家事援助で問われる力量

ヘルパーの仕事である家事援助には、ヘルパーとしての力量が問われる課題がたくさん含まれています。

例を挙げてみます。利用者が経済的に切迫しているわけではありませんが、節約をモットーとしている高齢者で、日ごろから物を捨てることがないとします。台所にあったピーマン3個で料理を依頼されました。しかも、油はあまり好きでないとのことで、油抜きで作って欲しいという希望です。この依頼をどのように受けて、上手く料理を作るかは自分の手にかかっています。

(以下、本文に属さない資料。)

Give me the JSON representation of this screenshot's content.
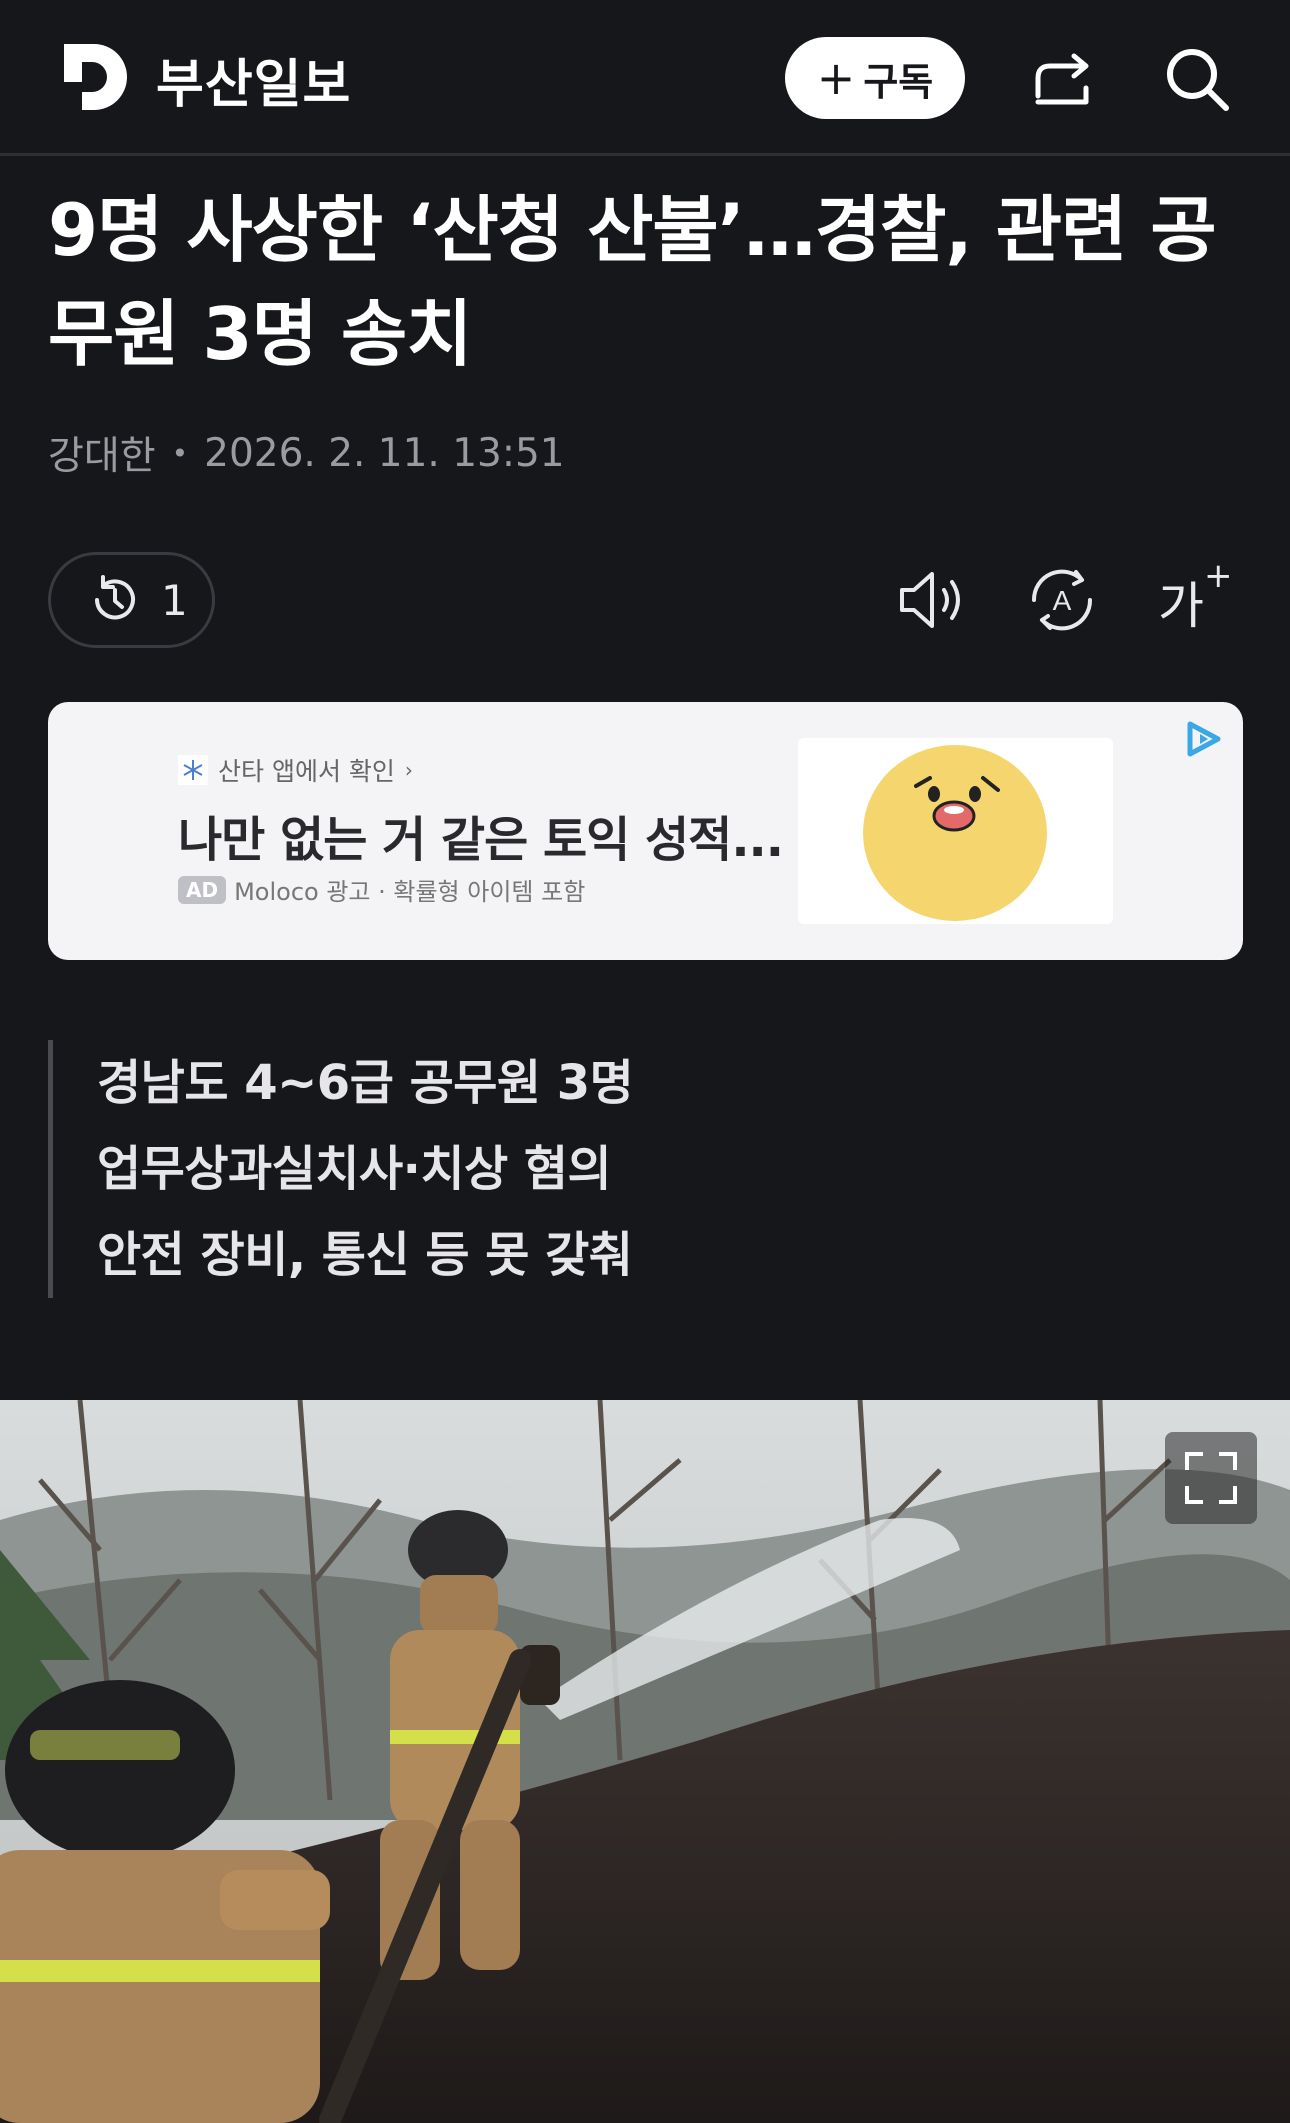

この時に何の工夫もせずに、頭から栄養について講釈したり、「こんなことできるわけない」と、利用者の要望に応えようとしなければ、それ以降の関係はぎくしゃくしたものになってしまうでしょう。ここで肝心なことは、どんな状況でも対応できる調理の腕と、利用者の依頼に最大限応えようと工夫する前向きな姿勢です。それは「あなたを大切に思っています」というサインにもなるのです。

今回の例でいえば、ピーマン3個の一つは千切りにし、湯がいてかつ節をかけて、おひたしに。二つ目は網焼きに。三つ目はみそ汁にして作るなど、料理の腕がある人の知恵を参考にすれば、きちんと術はあるのです。利用者は結果としての料理に満足するかどうかよりも、自分の依頼に応えてくれたヘルパーを信頼することは間違いありません。それ以降の利用者とのコミュニケーションは良くなり、気持ちを開いて受け入れるようになるでしょう。このように、利用者の要望に答えることは、お互いの距離を縮めることにも繋がるのです。